Semantic-Aware Caching for Efficient Image Generation in Edge Computing
Hanshuai Cui, Zhiqing Tang, Zhi Yao, Weijia Jia, Wei Zhao
TL;DR
This work tackles the latency challenges of diffusion-based image generation on edge devices by introducing CacheGenius, a semantic-aware caching system that fuses text-to-image and image-to-image workflows using cached references. It deploys a semantic storage classifier, a request scheduler, and a novel Least Correlation Used (LCU) cache maintenance policy to maintain relevant, semantically aligned caches across distributed edge nodes. The approach yields substantial latency (41%) and cost (48%) reductions while preserving competitive image quality and similarity metrics compared to baseline diffusion methods. Together, these components enable efficient, scalable image synthesis in resource-constrained environments with practical implications for mobile and immersive applications.
Abstract
Text-to-image generation employing diffusion models has attained significant popularity due to its capability to produce high-quality images that adhere to textual prompts. However, the integration of diffusion models faces critical challenges into resource-constrained mobile and edge environments because it requires multiple denoising steps from the original random noise. A practical way to speed up denoising is to initialize the process with a noised reference image that is similar to the target, since both images share similar layouts, structures, and details, allowing for fewer denoising steps.
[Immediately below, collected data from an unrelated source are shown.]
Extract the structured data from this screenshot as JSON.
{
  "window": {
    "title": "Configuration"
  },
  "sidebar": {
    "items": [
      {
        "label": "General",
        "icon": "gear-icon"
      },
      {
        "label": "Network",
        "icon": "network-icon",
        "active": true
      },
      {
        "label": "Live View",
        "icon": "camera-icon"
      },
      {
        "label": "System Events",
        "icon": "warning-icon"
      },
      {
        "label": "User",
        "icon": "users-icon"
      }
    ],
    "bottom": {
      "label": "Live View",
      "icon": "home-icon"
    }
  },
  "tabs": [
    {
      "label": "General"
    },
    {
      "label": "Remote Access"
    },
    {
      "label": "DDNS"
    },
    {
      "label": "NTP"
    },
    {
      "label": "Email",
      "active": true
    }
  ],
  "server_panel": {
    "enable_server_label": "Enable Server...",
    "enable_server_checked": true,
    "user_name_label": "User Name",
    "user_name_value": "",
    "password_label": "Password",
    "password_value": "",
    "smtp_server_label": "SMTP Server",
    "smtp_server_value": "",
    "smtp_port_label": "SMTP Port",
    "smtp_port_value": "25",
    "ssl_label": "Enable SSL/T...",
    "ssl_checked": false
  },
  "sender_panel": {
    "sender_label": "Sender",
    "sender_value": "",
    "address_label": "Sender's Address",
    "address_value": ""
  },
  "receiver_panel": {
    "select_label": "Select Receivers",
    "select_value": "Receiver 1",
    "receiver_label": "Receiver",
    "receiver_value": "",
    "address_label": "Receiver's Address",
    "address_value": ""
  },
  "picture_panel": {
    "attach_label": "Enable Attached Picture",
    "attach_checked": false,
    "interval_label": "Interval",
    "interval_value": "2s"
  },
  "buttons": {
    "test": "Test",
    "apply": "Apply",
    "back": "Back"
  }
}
Based on this idea, we present CacheGenius, a hybrid image generation system in edge computing that accelerates generation by combining text-toimage and image-to-image workflows. It generates images from user text prompts using cached reference images. CacheGenius introduces a semantic-aware classified storage scheme and a request-scheduling algorithm that ensures semantic alignment between references and targets. To ensure sustained performance, it employs a cache maintenance policy that proactively evicts obsolete entries via correlation analysis. Evaluated in a distributed edge computing system, CacheGenius reduces generation latency by 41% and computational costs by 48% relative to baselines, while maintaining competitive evaluation metrics.